Bang Genie M, Kirmani Salman, Patton Alice, Pulido Jose S, Brodsky Michael C
Department of Ophthalmology, Mayo Clinic, Rochester, MN 55905, USA.
J AAPOS. 2013 Feb;17(1):100-2. doi: 10.1016/j.jaapos.2012.09.007. Epub 2013 Jan 18.
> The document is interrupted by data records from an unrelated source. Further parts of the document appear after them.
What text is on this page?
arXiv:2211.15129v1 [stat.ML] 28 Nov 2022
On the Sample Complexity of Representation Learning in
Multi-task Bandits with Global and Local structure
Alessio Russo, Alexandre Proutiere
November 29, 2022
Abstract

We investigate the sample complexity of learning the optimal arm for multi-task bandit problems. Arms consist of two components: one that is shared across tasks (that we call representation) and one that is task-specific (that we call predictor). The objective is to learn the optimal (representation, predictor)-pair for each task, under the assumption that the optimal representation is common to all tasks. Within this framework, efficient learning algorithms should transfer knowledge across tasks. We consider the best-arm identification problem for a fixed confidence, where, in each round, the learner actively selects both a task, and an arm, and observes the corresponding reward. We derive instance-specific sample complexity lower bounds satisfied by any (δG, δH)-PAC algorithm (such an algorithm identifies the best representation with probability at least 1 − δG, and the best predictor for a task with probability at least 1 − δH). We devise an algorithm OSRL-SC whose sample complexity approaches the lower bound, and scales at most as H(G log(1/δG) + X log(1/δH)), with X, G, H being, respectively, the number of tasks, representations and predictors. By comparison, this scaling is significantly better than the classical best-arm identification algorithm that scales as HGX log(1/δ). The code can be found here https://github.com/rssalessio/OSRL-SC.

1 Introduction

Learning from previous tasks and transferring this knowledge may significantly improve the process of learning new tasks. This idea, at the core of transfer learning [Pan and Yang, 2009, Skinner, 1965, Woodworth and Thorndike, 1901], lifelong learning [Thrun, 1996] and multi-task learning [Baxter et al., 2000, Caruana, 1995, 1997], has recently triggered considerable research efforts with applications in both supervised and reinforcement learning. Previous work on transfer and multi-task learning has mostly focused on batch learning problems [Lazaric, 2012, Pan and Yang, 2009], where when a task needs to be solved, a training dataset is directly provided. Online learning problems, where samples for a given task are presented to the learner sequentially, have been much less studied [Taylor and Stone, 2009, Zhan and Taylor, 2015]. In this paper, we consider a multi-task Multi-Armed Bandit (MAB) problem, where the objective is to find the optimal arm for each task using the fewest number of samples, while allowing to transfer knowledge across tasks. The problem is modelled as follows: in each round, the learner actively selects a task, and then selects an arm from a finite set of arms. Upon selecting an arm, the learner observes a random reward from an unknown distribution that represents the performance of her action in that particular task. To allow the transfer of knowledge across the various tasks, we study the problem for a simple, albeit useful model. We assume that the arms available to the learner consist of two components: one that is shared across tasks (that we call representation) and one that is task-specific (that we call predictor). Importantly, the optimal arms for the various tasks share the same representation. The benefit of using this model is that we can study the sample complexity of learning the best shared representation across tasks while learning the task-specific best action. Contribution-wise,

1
Primordial dwarfism refers to severely impaired growth beginning early in fetal life. There are many genetic causes of primordial dwarfism, including disorders classified as microcephalic osteodysplastic primordial dwarfism. Microcephalic osteodysplastic primordial dwarfism type II is an autosomal-recessive disease characterized by small stature, bone and dental anomalies, and characteristic facies. Affected patients have a high risk of stroke secondary to progressive cerebral vascular anomalies, which often are classified as moyamoya disease. We present the case of a boy with features suggestive of MOPD II with unilateral moyamoya cerebrovascular changes and correlative moyamoya collaterals involving the iris of the ipsilateral eye.
原发性侏儒症是指胎儿期早期就开始出现的严重生长发育障碍。原发性侏儒症有多种遗传病因,包括被归类为小头畸形骨发育异常原发性侏儒症的疾病。II型小头畸形骨发育异常原发性侏儒症是一种常染色体隐性疾病,其特征为身材矮小、骨骼和牙齿异常以及特征性面容。受影响的患者因进行性脑血管异常继发中风的风险很高,这些异常通常被归类为烟雾病。我们报告了一例具有II型小头畸形骨发育异常原发性侏儒症特征的男孩病例,其存在单侧烟雾病脑血管改变以及同侧眼睛虹膜相关的烟雾病侧支循环。